De quoi s’agit-il ? D’un système pourtant bien connu aux Etats-Unis, le « Ponzi scheme » qui consiste à recueillir des fonds de nouveaux investisseurs pour les distribuer… aux anciens. Je pense que le terme le plus courant utilise en français est la « cavalerie ». Là où l’investisseur croit que son argent fructifie et lui apporte des rendements, il sert en fait à alimenter cette roue infernale de la fraude. Ce petit jeu a une fin : la culbute.La fraude a été commise par une personne qui est une des gloires de Wall Street, puisqu’il a même été Président du Conseil d’Administration du NASDAQ, dont il a développé les activités de cotations auprès des sociétés de haute technologie. C’est à cette époque, où je cherchais à attirer les mêmes sociétés au NYSE, que je l’ai rencontré à plusieurs reprises.

Aujourd’hui, il a 70 ans et a convoqué, mercredi dernier ses enfants et ses proches collaborateurs pour leur avouer ce qu’il avait fait, sachant qu’il allait être arrêté incessamment. «  Je suis fini, je n’ai plus rien, tout ceci n’était qu’une fraude » aurait-il dit.
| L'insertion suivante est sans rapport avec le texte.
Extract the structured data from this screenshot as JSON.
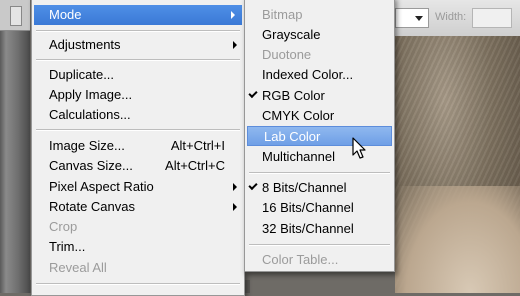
{
  "toolbar": {
    "width_label": "Width:"
  },
  "image_menu": {
    "items": [
      {
        "label": "Mode",
        "state": "highlighted",
        "submenu": true
      },
      {
        "label": "Adjustments",
        "submenu": true
      },
      {
        "label": "Duplicate..."
      },
      {
        "label": "Apply Image..."
      },
      {
        "label": "Calculations..."
      },
      {
        "label": "Image Size...",
        "shortcut": "Alt+Ctrl+I"
      },
      {
        "label": "Canvas Size...",
        "shortcut": "Alt+Ctrl+C"
      },
      {
        "label": "Pixel Aspect Ratio",
        "submenu": true
      },
      {
        "label": "Rotate Canvas",
        "submenu": true
      },
      {
        "label": "Crop",
        "disabled": true
      },
      {
        "label": "Trim..."
      },
      {
        "label": "Reveal All",
        "disabled": true
      }
    ]
  },
  "mode_submenu": {
    "items": [
      {
        "label": "Bitmap",
        "disabled": true
      },
      {
        "label": "Grayscale"
      },
      {
        "label": "Duotone",
        "disabled": true
      },
      {
        "label": "Indexed Color..."
      },
      {
        "label": "RGB Color",
        "checked": true
      },
      {
        "label": "CMYK Color"
      },
      {
        "label": "Lab Color",
        "state": "hovered"
      },
      {
        "label": "Multichannel"
      },
      {
        "label": "8 Bits/Channel",
        "checked": true
      },
      {
        "label": "16 Bits/Channel"
      },
      {
        "label": "32 Bits/Channel"
      },
      {
        "label": "Color Table...",
        "disabled": true
      }
    ]
  },
  "colors": {
    "menu_background": "#f0f0f0",
    "highlight": "#3b79d6",
    "hover": "#7fa9ea",
    "disabled_text": "#9b9b9b"
  }
}
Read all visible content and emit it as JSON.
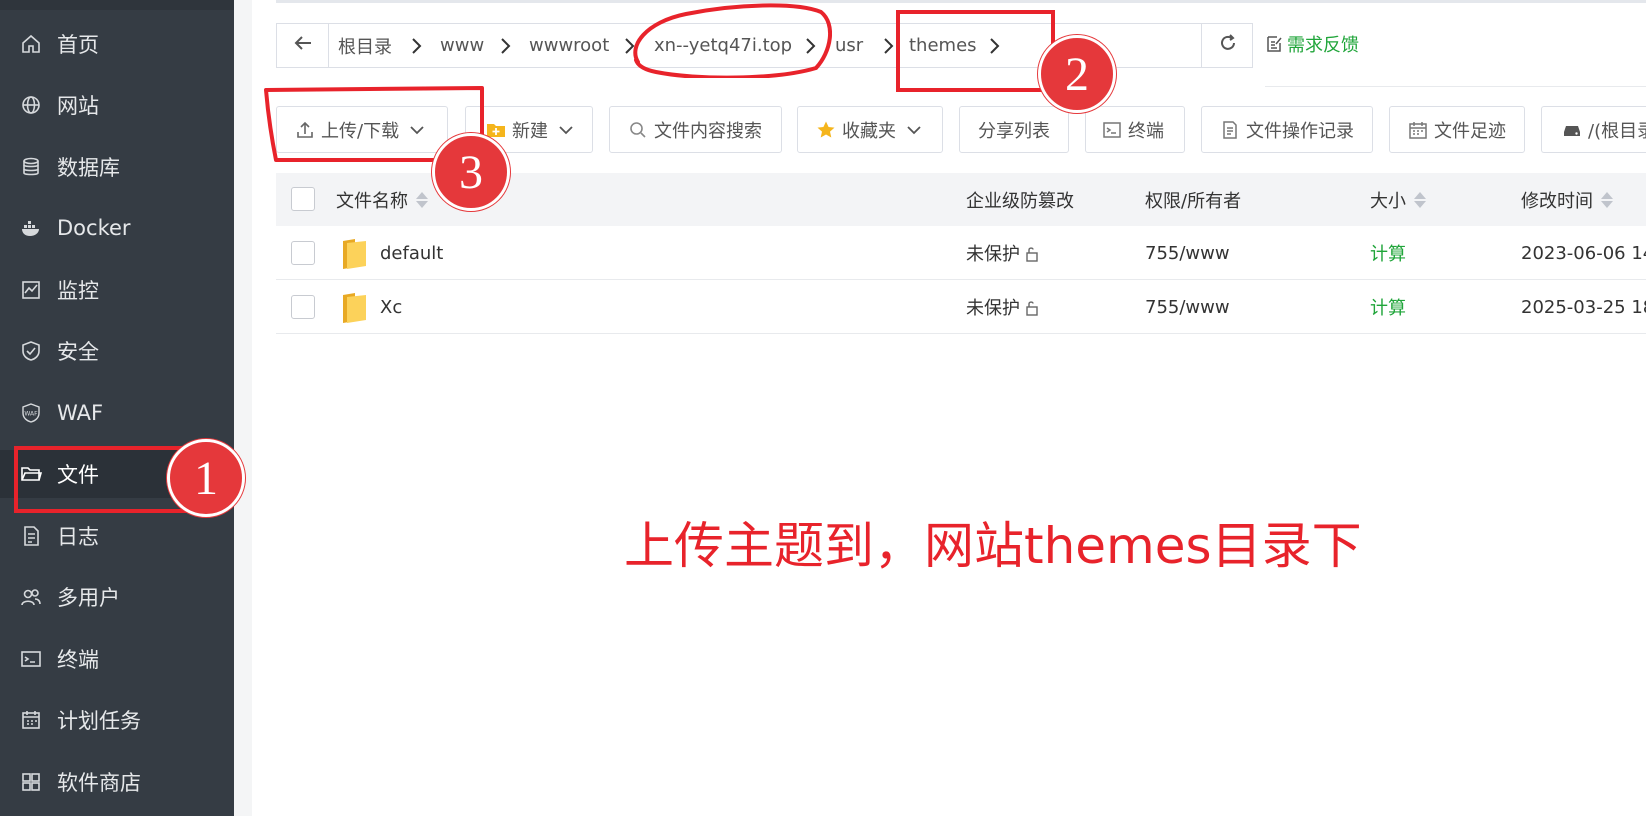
{
  "sidebar": {
    "items": [
      {
        "label": "首页",
        "icon": "home-icon"
      },
      {
        "label": "网站",
        "icon": "globe-icon"
      },
      {
        "label": "数据库",
        "icon": "database-icon"
      },
      {
        "label": "Docker",
        "icon": "docker-icon"
      },
      {
        "label": "监控",
        "icon": "monitor-icon"
      },
      {
        "label": "安全",
        "icon": "shield-icon"
      },
      {
        "label": "WAF",
        "icon": "waf-icon"
      },
      {
        "label": "文件",
        "icon": "folder-icon"
      },
      {
        "label": "日志",
        "icon": "log-icon"
      },
      {
        "label": "多用户",
        "icon": "users-icon"
      },
      {
        "label": "终端",
        "icon": "terminal-icon"
      },
      {
        "label": "计划任务",
        "icon": "calendar-icon"
      },
      {
        "label": "软件商店",
        "icon": "apps-icon"
      }
    ],
    "active_label": "文件"
  },
  "breadcrumb": {
    "items": [
      "根目录",
      "www",
      "wwwroot",
      "xn--yetq47i.top",
      "usr",
      "themes"
    ]
  },
  "feedback_label": "需求反馈",
  "toolbar": {
    "upload_label": "上传/下载",
    "new_label": "新建",
    "search_label": "文件内容搜索",
    "favorites_label": "收藏夹",
    "share_label": "分享列表",
    "terminal_label": "终端",
    "oplog_label": "文件操作记录",
    "footprint_label": "文件足迹",
    "disk_label": "/(根目录"
  },
  "table": {
    "columns": [
      "文件名称",
      "企业级防篡改",
      "权限/所有者",
      "大小",
      "修改时间"
    ],
    "rows": [
      {
        "name": "default",
        "protect": "未保护",
        "perm": "755/www",
        "size": "计算",
        "mtime": "2023-06-06 14"
      },
      {
        "name": "Xc",
        "protect": "未保护",
        "perm": "755/www",
        "size": "计算",
        "mtime": "2025-03-25 18"
      }
    ]
  },
  "annotations": {
    "badge1": "1",
    "badge2": "2",
    "badge3": "3",
    "caption": "上传主题到，网站themes目录下"
  },
  "colors": {
    "sidebar_bg": "#353c44",
    "accent_green": "#20a53a",
    "annotation_red": "#e8232b"
  }
}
Mais il est impossible qu’il ait pu agir seul. Cette fraude se faisait a travers un fonds qui lui-même investissait en « hedge funds » et s’est etalee sur vingt ans. C’est la raison pour laquelle cette activité a échappé à toute forme de réglementation. Les tentatives de la SEC de réglementer cette activité en 2007 s’étaient heurtées a un jugement d’appel auprès d’un tribunal de Washington qui a donne raison aux gestionnaires de hedge funds, par ailleurs grands financiers du système politique.

On se demande cependant comment les commissaires aux comptes ont pu approuver ses comptes ou se laisser berner pour des montants de cette ampleur. Mais comme toujours, ce sont les investisseurs qui vont payer la facture. Selon les mots d’Arthur Levitt, un ancien Président de la SEC, « ils ne retrouveront pas un penny ».